Bukan maksud penulis meremehkan mukjizat-mukjizat nabi tersebut, namun
mengutip pendapat Zakir Naik, ketika sebuah mukjizat telah terungkap rahasianya
atau telah berhasil ditiru oleh manusia, maka ia bukan lagi mukjizat. Peradaban
manusia yang kian maju ternyata berhasil mengungkap rahasia-rahasia di balik
mukjizat itu. Tapi Al-Quran? Sampai saat ini, banyak sekali sarjana yang ahli
dalam bahasa dan sastra Arab yang telah mencoba membuat sebuah surat semisal
Al-Quran, tapi mereka tidak sanggup. Sebab ini dijamin oleh Allah Swt dalam
surat Yunus: 38.
Atau
(patutkah) mereka mengatakan "Muhammad membuat-buatnya". Katakanlah:
"(Kalau benar yang kamu katakan itu), maka cobalah datangkan sebuah surat seumpamanya dan panggillah
siapa-siapa yang dapat kamu panggil (untuk membuatnya) selain Allah, jika kamu
orang yang benar".
Penulis ingin menutup
tulisan ini dengan sebuah ayat yang cukup menggetarkan hati.
Kalau sekiranya Kami turunkan Al-Quran ini kepada sebuah gunung, pasti
kamu akan melihatnya tunduk terpecah belah disebabkan ketakutannya kepada Allah.
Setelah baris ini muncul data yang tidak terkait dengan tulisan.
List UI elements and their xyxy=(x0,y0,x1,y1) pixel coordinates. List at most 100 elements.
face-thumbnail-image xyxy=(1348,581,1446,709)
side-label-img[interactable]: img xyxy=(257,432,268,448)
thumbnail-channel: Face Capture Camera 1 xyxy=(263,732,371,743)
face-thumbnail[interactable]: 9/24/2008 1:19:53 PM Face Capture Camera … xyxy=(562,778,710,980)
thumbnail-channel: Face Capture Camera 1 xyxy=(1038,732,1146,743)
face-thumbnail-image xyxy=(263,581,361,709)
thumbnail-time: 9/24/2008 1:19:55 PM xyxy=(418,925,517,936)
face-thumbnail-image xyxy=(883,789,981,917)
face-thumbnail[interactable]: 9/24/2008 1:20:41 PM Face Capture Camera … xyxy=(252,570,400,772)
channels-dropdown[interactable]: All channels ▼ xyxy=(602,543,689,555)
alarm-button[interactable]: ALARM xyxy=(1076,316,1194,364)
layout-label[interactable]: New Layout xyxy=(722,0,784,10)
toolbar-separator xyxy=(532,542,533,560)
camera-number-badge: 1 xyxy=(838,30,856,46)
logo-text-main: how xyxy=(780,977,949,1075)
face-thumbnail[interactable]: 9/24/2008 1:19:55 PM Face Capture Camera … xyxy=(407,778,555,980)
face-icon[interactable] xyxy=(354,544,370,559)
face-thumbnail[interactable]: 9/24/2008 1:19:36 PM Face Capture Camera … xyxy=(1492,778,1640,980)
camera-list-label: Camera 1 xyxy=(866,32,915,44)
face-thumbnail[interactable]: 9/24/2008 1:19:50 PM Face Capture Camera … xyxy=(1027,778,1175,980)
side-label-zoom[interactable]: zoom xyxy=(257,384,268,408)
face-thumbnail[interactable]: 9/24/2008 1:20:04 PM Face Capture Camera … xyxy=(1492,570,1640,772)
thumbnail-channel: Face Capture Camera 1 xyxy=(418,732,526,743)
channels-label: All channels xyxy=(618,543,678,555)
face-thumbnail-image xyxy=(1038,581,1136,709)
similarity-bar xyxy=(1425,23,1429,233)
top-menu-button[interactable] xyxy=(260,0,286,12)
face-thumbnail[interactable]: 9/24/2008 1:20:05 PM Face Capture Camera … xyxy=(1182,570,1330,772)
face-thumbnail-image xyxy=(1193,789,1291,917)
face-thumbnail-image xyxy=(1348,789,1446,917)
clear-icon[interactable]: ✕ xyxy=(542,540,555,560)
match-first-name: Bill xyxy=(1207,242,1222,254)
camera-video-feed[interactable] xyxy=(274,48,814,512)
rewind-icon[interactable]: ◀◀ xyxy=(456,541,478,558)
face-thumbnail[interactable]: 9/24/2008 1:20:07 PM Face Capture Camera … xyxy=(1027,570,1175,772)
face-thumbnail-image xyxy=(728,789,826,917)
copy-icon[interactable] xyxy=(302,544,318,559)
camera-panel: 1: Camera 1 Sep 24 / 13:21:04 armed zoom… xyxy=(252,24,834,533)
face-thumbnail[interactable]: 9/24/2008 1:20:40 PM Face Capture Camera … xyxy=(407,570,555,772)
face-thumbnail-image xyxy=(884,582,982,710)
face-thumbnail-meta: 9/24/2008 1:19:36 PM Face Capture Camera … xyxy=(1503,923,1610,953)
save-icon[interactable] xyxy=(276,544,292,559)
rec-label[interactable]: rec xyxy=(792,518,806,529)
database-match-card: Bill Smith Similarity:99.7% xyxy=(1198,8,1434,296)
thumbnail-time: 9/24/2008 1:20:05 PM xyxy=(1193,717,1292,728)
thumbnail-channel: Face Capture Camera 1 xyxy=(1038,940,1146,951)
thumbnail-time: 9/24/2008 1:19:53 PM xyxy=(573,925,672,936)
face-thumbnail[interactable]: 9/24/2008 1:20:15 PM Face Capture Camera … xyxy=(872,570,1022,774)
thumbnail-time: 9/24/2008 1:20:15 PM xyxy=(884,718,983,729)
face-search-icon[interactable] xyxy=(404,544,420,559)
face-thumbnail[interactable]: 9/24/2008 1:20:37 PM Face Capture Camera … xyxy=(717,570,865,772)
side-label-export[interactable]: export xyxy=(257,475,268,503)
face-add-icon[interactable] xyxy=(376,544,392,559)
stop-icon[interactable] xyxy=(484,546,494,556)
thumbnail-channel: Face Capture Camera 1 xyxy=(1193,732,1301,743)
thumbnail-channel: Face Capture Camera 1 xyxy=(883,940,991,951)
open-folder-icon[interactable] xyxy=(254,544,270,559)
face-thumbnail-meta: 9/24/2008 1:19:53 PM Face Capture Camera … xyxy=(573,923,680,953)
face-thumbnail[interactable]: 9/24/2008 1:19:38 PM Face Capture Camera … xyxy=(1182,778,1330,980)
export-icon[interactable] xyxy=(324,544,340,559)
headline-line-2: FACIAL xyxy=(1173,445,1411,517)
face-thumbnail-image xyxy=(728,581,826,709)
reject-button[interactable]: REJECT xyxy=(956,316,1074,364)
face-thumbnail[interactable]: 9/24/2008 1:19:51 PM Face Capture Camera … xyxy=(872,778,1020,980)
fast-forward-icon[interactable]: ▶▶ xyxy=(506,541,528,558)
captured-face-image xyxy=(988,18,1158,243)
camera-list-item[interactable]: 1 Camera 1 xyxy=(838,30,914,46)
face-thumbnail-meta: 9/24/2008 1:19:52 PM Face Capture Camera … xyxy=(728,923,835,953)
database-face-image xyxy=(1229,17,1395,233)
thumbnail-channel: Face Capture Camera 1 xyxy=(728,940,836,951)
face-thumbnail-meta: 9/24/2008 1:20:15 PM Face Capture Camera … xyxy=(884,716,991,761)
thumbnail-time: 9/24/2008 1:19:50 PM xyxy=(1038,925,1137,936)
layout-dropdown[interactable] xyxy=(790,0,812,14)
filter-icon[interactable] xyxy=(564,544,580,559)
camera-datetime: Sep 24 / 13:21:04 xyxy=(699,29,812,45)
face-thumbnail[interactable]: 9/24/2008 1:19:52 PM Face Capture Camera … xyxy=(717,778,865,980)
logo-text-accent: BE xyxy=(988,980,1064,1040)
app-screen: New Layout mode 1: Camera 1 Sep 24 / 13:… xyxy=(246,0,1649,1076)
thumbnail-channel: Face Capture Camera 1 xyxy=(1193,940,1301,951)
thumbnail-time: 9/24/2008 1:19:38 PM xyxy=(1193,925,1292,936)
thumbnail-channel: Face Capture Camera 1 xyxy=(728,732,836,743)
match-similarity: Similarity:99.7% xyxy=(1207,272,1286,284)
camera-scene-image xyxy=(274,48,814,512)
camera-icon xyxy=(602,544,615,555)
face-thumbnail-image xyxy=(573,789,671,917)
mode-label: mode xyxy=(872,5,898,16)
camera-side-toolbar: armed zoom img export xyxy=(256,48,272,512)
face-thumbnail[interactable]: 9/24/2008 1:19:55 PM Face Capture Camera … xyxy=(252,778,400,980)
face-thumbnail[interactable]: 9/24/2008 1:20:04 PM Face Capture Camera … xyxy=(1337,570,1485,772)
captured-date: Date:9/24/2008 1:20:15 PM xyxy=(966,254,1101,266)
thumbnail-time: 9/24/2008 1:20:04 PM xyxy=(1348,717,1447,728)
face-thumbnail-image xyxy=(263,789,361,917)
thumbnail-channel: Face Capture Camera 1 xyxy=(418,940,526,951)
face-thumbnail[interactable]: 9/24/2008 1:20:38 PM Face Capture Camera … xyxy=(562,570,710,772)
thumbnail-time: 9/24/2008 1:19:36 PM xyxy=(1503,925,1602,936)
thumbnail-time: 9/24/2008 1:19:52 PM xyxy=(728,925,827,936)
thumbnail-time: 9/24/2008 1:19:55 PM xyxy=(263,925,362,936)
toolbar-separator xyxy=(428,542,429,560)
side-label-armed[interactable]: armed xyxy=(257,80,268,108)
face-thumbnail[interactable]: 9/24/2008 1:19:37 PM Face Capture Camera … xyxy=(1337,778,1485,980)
Dan perumpamaan-perumpamaan itu Kami buat untuk manusia supaya mereka berfikir. (Al-Hashr: 21)
Bahkan sebuah gunung, tidak akan sanggup memikul
Al-Quran. Lalu masihkah kita yang bahkan seringkali takjub pada kemegahan
gunung meremehkan dan meragukan Al-Quran?